Le cinéma suisse de genre n'a pas la visibilité de ses voisins, et c'est précisément ce qui le rend intéressant. Il doit souvent travailler dans les interstices, entre langues, régions, financements, influences françaises, allemandes et italiennes. Matthey, comme profil sans crédit visible, appartient à cette géographie fragmentée. Un nom suisse ne renvoie pas à un bloc culturel simple. Il renvoie à des passages, à des frontières, à des vallées où l'on peut changer de langue sans changer de peur.
Depuis les années 2010, l'horreur européenne a réinvesti les espaces isolés avec une conscience nouvelle. La montagne n'est plus seulement sublime. Elle devient machine de séparation. Elle coupe le groupe du monde, amplifie la faute, rend les secours abstraits. Le thriller suisse ou alpin peut alors rejoindre l'épouvante par un glissement presque naturel: on croit suivre une tension psychologique, puis le paysage impose sa propre logique, plus ancienne que les personnages.
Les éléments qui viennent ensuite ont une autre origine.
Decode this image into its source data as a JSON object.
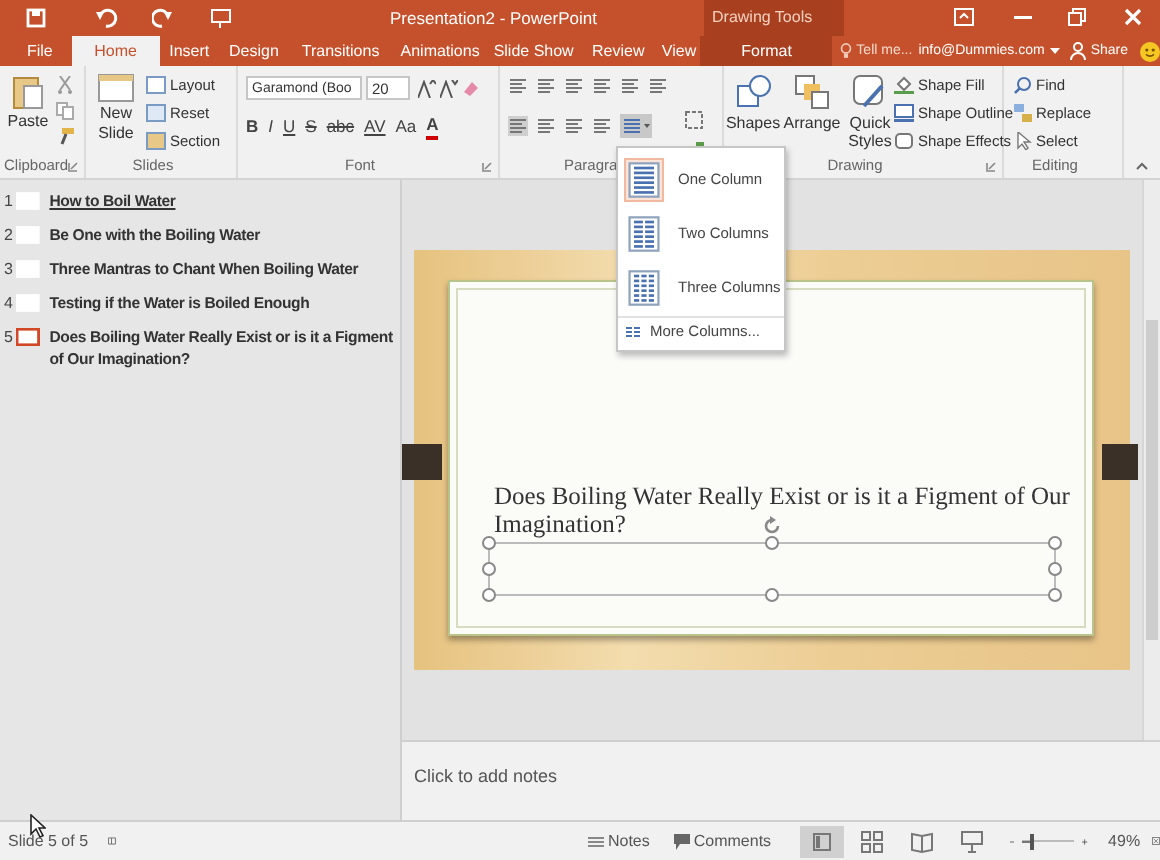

Ludovic Matthey peut être abordé à partir de cette idée de glissement. Sans film à commenter, il ne faut pas inventer de scènes, mais on peut décrire le champ dans lequel son nom prend sens. La Suisse horrifique serait un cinéma du réglage trop parfait. Les montres, les dossiers, les banques, les cliniques, les chalets, les tunnels, tout y promet la maîtrise. L'horreur commence quand cette maîtrise révèle qu'elle servait à cacher autre chose: un crime, une famille close, une communauté qui préfère l'ordre à la vérité.
Le folk horror prend dans ce cadre une forme particulière. Il ne s'agit pas forcément de danses paysannes ou de rites très visibles. Le folklore peut être administratif, communal, presque muet. Il peut tenir dans une fête de village, une règle non écrite, une manière de surveiller l'étranger à travers la politesse. La montagne garde les secrets avec une efficacité terrible. Un cinéaste suisse pourrait exploiter cette retenue mieux que n'importe quel excès.
La présence de Matthey dans CaSTV rappelle aussi l'importance des petites cinématographies dans la cartographie du genre. Les histoires de l'horreur se concentrent trop souvent sur les pays qui exportent le plus. Or les territoires moins dominants produisent parfois des formes plus étranges, parce qu'ils ne sont pas obligés de répondre à une image internationale trop fixe. Un profil à zéro crédit est fragile, mais il garde ouverte cette possibilité.
Pour l'instant, Ludovic Matthey fonctionne donc comme un nom de veille suisse. Il n'est pas encore un auteur défini, mais il appartient à un paysage où le silence, la verticalité et la norme sociale peuvent devenir des outils de peur. Dans l'horreur, le plus inquiétant n'est pas toujours ce qui crie. C'est souvent ce qui se tient droit, propre, exact, et refuse obstinément d'expliquer pourquoi la pièce est verrouillée.